A University of Sydney Professor says that the recent Australian Curriculum review makes some assumptions that could greatly hinder the success of many students.

Studies of the arts are the softest target for education critics, and the new curriculum review does not buck the trend.

But Dr Michael Anderson from the Faculty of Education and Social Work at the University of Sydney says the “wrongheaded” analysis of Australian education could miss the broad opportunities that the arts provide.

Not only do the arts allow an academic avenue for those geared toward creativity and self-expression, the benefits of artistic education have been proven to flow over into ‘traditional’ subjects.

“Cutting the arts from the Australian Curriculum is a massive false economy,” Dr Anderson says.

The review does claim to value the arts, but almost immediately recommends the arts be reduced as a line of study.

The report says subjects like drama, dance and media arts should be made “elective subjects”, and have much of their central content reduced or shovelled over to other subject areas.

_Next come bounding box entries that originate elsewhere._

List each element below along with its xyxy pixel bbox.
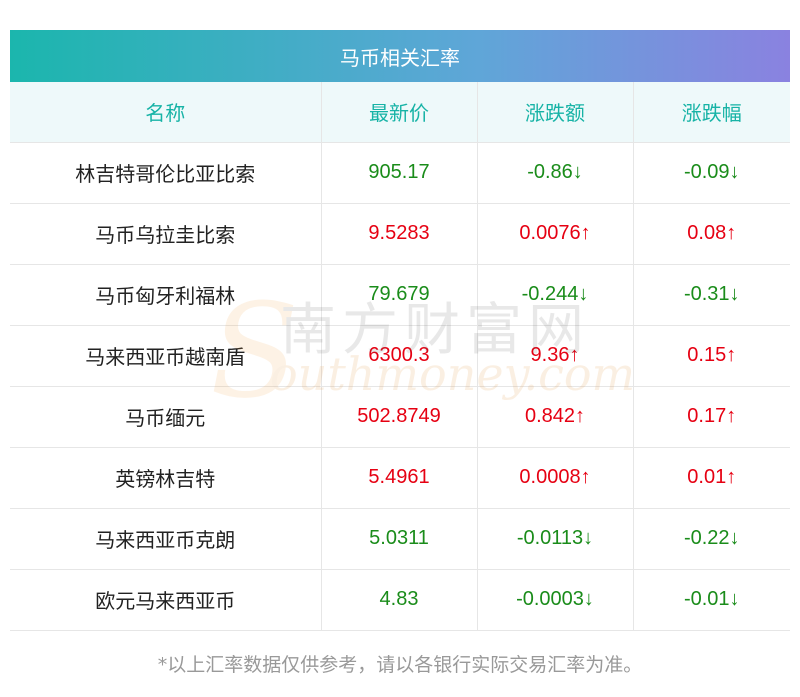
change-amount: 9.36↑ [477,325,634,386]
change-amount: 0.0076↑ [477,203,634,264]
table-row[interactable]: 马币缅元 502.8749 0.842↑ 0.17↑ [10,386,790,447]
currency-pair-name[interactable]: 林吉特哥伦比亚比索 [10,142,322,203]
table-row[interactable]: 马币匈牙利福林 79.679 -0.244↓ -0.31↓ [10,264,790,325]
change-percent: 0.15↑ [687,344,737,366]
change-amount: -0.0113↓ [477,508,634,569]
currency-pair-name[interactable]: 英镑林吉特 [10,447,322,508]
header-row: 名称 最新价 涨跌额 涨跌幅 [10,82,790,142]
column-header-percent: 涨跌幅 [681,101,742,126]
latest-price: 905.17 [321,142,478,203]
currency-pair-name[interactable]: 马币匈牙利福林 [10,264,322,325]
change-percent: -0.09↓ [683,161,740,183]
column-header-change: 涨跌额 [477,82,634,142]
change-amount: -0.0003↓ [477,569,634,630]
change-percent: 0.17↑ [687,405,737,427]
change-amount: 0.0008↑ [477,447,634,508]
latest-price: 4.83 [321,569,478,630]
latest-price: 9.5283 [321,203,478,264]
rate-table-card: 马币相关汇率 名称 最新价 涨跌额 涨跌幅 林吉特哥伦比亚比索 905.17 -… [10,30,790,631]
currency-pair-name[interactable]: 欧元马来西亚币 [10,569,322,630]
change-amount: 0.842↑ [477,386,634,447]
change-amount: -0.244↓ [477,264,634,325]
latest-price: 502.8749 [321,386,478,447]
currency-pair-name[interactable]: 马币缅元 [10,386,322,447]
table-title: 马币相关汇率 [10,30,790,82]
table-row[interactable]: 林吉特哥伦比亚比索 905.17 -0.86↓ -0.09↓ [10,142,790,203]
latest-price: 6300.3 [321,325,478,386]
table-row[interactable]: 马币乌拉圭比索 9.5283 0.0076↑ 0.08↑ [10,203,790,264]
change-amount: -0.86↓ [477,142,634,203]
currency-pair-name[interactable]: 马来西亚币克朗 [10,508,322,569]
change-percent: 0.08↑ [687,222,737,244]
rate-table: 名称 最新价 涨跌额 涨跌幅 林吉特哥伦比亚比索 905.17 -0.86↓ -… [10,82,790,631]
currency-pair-name[interactable]: 马币乌拉圭比索 [10,203,322,264]
latest-price: 5.4961 [321,447,478,508]
change-percent: -0.22↓ [683,527,740,549]
currency-pair-name[interactable]: 马来西亚币越南盾 [10,325,322,386]
table-row[interactable]: 英镑林吉特 5.4961 0.0008↑ 0.01↑ [10,447,790,508]
disclaimer-footnote: *以上汇率数据仅供参考，请以各银行实际交易汇率为准。 [157,654,643,676]
change-percent: -0.01↓ [683,588,740,610]
latest-price: 79.679 [321,264,478,325]
change-percent: -0.31↓ [683,283,740,305]
column-header-price: 最新价 [321,82,478,142]
column-header-name: 名称 [10,82,322,142]
latest-price: 5.0311 [321,508,478,569]
table-row[interactable]: 欧元马来西亚币 4.83 -0.0003↓ -0.01↓ [10,569,790,630]
table-row[interactable]: 马来西亚币克朗 5.0311 -0.0113↓ -0.22↓ [10,508,790,569]
table-row[interactable]: 马来西亚币越南盾 6300.3 9.36↑ 0.15↑ [10,325,790,386]
change-percent: 0.01↑ [687,466,737,488]
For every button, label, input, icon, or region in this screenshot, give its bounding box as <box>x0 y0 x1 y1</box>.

But Dr Anderson argues that “international research clearly demonstrates that students who engage in an active, demanding, high-quality arts education are more likely to excel in their academic and non-academic lives”, in an article for the ABC

As the Major Performing Arts Group says in its submission to the review, “the benefits of a comprehensive arts education are felt across all learning areas”.

Dr Anderson says the review appears to favour the views of big private schools, which can provide their students access to high-level arts education either externally or in an extra-curricular mode – options not available to many of public school students, especially in regional areas.

The Curriculum Review quotes Dr John Vallance, principal at the elite private school Sydney Grammar. He says that while the arts are important in education, he argues that dance, drama and media arts should be absorbed into other parts of the curriculum, while Music and Visual Arts should be retained in a reduced form.

“It is hard to escape the impression that the underlying assumption here is that most kids do the arts outside schools, so we shouldn't bother doing it in school time,” Dr Anderson writes.

“While that may be the case in the privileged halls of Sydney Grammar School, it is simply not the case that all young people in our schools have equal access to arts education.

“This review has used elite perspectives at the expense of the opportunity for young people everywhere to have access to a strong and sustained arts education.

“Dr Vallance’s call and the recommendation of the review in the arts generally fly directly in the face of all of the prevailing evidence that the arts is a distinctive and critical set of understandings that young people will need to navigate the 21st century.

“This report will do nothing to strengthen that possibility,” he says.